Luckily, I wasn't far away from Druridge and had eaten my lunch on the hoof, so could afford a quick dash to the patch.
When I arrived, some more birders without jobs were walking along the road "You'd better be quick, it's on the beach but the tide is coming into the base of the dunes"....
I had the forethought to put my wellies on, and legged it to the beach, when I got to the top of the dune, the tide was well and truly in - I feared the worst.
Further north, at the Dunbar burn, I spotted some photographers, lenses pointed down the dune front, they kept moving and I presumed the bird was too.

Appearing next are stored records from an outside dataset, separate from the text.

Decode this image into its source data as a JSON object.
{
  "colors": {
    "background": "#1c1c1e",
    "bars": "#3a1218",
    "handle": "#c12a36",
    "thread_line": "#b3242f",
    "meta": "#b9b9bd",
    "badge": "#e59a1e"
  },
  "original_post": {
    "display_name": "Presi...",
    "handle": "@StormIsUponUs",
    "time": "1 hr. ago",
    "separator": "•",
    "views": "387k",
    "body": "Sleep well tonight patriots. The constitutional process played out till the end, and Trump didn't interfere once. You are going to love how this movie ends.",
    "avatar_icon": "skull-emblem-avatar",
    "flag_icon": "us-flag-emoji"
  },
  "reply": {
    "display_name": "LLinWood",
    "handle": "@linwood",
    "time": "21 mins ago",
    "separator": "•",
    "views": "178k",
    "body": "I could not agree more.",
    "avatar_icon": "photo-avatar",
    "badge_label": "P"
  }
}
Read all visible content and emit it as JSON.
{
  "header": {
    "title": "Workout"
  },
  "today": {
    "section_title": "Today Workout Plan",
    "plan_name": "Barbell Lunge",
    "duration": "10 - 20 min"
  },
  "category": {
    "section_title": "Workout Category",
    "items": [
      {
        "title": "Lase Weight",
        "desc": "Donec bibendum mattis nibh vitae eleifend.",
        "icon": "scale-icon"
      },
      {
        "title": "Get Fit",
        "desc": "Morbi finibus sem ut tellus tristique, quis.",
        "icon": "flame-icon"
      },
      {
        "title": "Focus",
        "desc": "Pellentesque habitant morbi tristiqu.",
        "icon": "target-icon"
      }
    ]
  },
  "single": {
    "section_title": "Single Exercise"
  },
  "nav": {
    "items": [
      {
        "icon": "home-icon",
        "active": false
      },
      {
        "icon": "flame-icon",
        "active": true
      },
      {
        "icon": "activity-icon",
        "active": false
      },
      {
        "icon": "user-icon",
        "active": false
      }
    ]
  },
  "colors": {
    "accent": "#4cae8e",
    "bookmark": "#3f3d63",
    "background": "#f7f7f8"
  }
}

At this rate they'd chase it to Chevington.
I staggered along the beach, wading the burn (thank god for the wellies), the incoming waves lapping at my feet as I set up my scope. And there it was, the shore lark on the front of the dune, about level with the Druridge bushes.
|Shore lark on the dune front - iPhone scoped shot|
I watched it for a while, it was going down onto the beach to feed between waves, flying back up to the dune when a breaker rolled in. I managed to get some video of it, just hand-held the iPhone up to my scope.
Shorelark druridge from Iain Robson on Vimeo.
This is my first shore lark since the spring bird on 5th April 2011
The tide was huge (5.2m at Amble), with a big swell. Quite impressive - could be good for grey phalarope somewhere tomorrow.
|Big seas - looking south|
|And looking north|
163 Shore lark
PWC Score = 250
i wonder how many good birds are found by the jobless?